Another overlooked factor is pandemic-era overhiring. During COVID-19, low interest rates and intense competition for talent prompted many companies to expand rapidly. As economic conditions normalized, these firms found themselves with larger workforces than necessary. Analysts argue that today’s layoffs may reflect a correction rather than a technological revolution.

Still, not all AI-related job cuts are questionable. Salesforce CEO Marc Benioff stated that the company reduced its customer support staff from 9,000 to 5,000 after adopting AI agents. Experts consider this explanation plausible because customer service tasks closely align with capabilities already demonstrated by modern AI systems.
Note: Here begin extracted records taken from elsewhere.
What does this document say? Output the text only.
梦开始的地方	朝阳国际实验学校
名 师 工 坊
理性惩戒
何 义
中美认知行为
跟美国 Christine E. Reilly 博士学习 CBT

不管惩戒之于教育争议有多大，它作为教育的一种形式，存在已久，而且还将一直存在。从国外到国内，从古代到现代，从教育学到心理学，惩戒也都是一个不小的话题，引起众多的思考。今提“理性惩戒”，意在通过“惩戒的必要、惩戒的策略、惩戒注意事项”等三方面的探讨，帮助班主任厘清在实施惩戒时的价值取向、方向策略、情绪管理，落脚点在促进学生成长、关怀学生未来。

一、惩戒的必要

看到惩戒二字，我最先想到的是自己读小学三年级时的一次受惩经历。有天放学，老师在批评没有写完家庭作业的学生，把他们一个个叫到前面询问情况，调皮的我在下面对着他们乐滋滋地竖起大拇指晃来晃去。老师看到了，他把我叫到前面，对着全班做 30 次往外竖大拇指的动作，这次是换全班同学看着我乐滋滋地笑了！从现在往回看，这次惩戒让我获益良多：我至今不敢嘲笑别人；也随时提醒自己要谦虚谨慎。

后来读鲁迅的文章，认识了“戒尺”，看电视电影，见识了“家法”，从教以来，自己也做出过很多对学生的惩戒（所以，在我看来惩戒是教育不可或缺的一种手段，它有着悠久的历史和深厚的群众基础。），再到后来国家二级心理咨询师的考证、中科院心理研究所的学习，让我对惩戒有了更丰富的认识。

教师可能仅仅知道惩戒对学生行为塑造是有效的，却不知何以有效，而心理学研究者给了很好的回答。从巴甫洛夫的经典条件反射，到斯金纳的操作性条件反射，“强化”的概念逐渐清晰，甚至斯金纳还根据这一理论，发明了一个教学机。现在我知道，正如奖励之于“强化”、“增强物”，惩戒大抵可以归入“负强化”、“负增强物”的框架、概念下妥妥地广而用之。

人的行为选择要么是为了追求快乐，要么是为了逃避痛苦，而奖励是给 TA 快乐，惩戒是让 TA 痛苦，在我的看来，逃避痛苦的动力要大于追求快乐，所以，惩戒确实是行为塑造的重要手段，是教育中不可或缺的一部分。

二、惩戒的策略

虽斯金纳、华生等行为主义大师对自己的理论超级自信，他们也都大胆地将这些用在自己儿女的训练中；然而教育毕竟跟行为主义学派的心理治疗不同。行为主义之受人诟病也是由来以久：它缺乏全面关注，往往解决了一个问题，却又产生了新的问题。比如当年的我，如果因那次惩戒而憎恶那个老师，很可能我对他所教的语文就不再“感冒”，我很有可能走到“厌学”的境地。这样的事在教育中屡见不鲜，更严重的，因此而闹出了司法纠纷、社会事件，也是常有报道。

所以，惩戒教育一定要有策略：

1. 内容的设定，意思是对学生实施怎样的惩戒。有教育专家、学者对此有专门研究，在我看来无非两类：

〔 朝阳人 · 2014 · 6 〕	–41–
However, researchers warn against relying solely on CEO statements to understand labor market changes. Corporate leaders have incentives to present decisions in ways that reassure investors and enhance company reputation. This does not necessarily mean they are misleading the public, but it highlights the need for independent analysis.

Interestingly, some executives have softened earlier claims linking layoffs directly to AI. Amazon CEO Andy Jassy later clarified that recent job cuts were “not really financially driven, and it’s not even really AI-driven… It really is culture.” Likewise, Duolingo clarified that it had not laid off full-time employees and that contractor numbers naturally fluctuate based on business needs.

Firsthand accounts from affected workers further complicate the narrative. One former Amazon principal program manager, who described herself as a heavy user of AI tools, believes her termination was less about automation and more about cost savings. She suspects her responsibilities were reassigned to a more junior, lower-paid employee rather than replaced by technology.

Her conclusion is stark: “I was laid off to save the cost of human labor.”

The debate surrounding AI and employment is unlikely to fade anytime soon. While artificial intelligence will undoubtedly reshape the future of work, experts stress that its impact is gradual rather than instantaneous. For now, layoffs attributed solely to AI may sometimes reflect broader economic adjustments, strategic restructuring, or profit-driven decisions.

Ultimately, understanding the true causes of job cuts requires looking beyond corporate headlines. As AI continues to evolve, distinguishing between genuine technological disruption and convenient corporate narratives will be essential for workers, policymakers, and investors alike.